Почему-то Мартину это тоже изрядно насмешило. Как и у большинства людей, у нее есть два смеха — вежливый-задумчивый и настоящий. Настолько неблаговоспитанного смеха, как мартинин настоящий, я еще не слышал — безудержный, детский, но симфонический, с балансом уровней и перепевов. Да уж, Мартину хлебом не корми, только дай похохотать.
— Извини, — сказала она. — На самом деле свиньи умнее собак. У них выше отношение веса мозга к весу тела. А это главное. Свиньи почти такие же умные, как обезьяны.
— Да ну, — проговорил я. — Так-то оно, может, и так — но чего они тогда живут... как свиньи? Ну, если такие умные, и вообще? Ты-то их видела, в натуре?
— Мне нравятся свиньи, — объявила Мартина.
Она принесла стакан белого вина, усадила меня на террасе и ушла наверх переодеваться. Первая выпивка за день. Похмелья я не ощущал. Ощущал я натуральную ломку — но кислое шипенье помех эпизодически прорезали сполохи отчаянной веселости.

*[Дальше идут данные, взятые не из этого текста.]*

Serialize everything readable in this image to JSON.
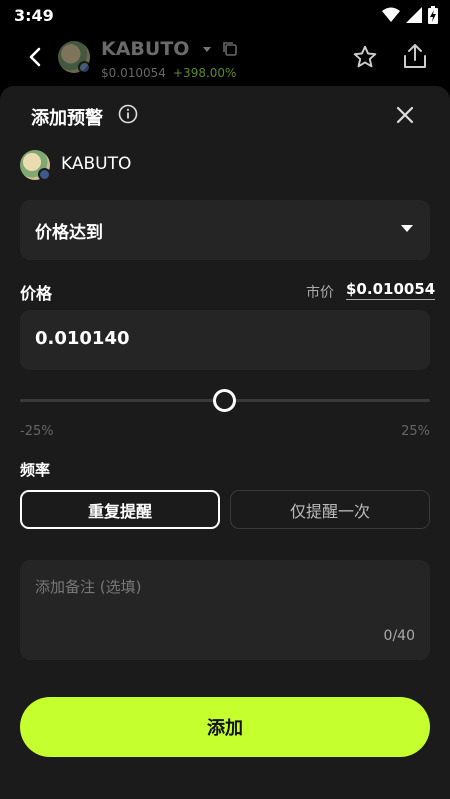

На террасе у Мартины было полно цветов — в горшках, кадках и настенных вазах — цветов больших и маленьких, синих и красных, и над ними вились упитанные пчелы, лоснящиеся, как темная галька в быстром ручье. Демоны-соучастники с металлическим отблеском, динамо-машинки низкого полета, настолько тяжелые, что когда пикировали на цветок, то казалось, будто висят на невидимых нитях. Я был рад их компании. Они не станут тратить на меня свои самоубийственные жала. Ниже простирался клетчатый садик — мощеные дорожки, рыбные пруды, хилые фонтанчики, скамейки в завитушках; женщина в комбинезоне щелкает секатором. Нью-йоркские пернатые ежились и каркали среди кривых ветвей. Нью-йоркские пернатые — натуральные доходяги, и в этом их нетрудно понять. Их довел Манхэттен, довел двадцатый век. Типовой английский голубь выглядел бы срёди: них натуральным какаду, а малиновка — райской птицей. Нью-йоркские пернатые — как старые аферисты в грязных регланах. Они живут лишь за счет благотворительности, собесовских подачек. Они кашляют, ворчат и хлопают крыльями, чтобы согреться. Деклассированные элементы, пропустившие пару звеньев эволюционной цепи. Несладко им пришлось. Ни тебе больше пения, ни толстых червяков, ни перелетов к теплому морю. Двадцатый выдался хреновым веком для нью-йоркских пернатых, ну да они в курсе.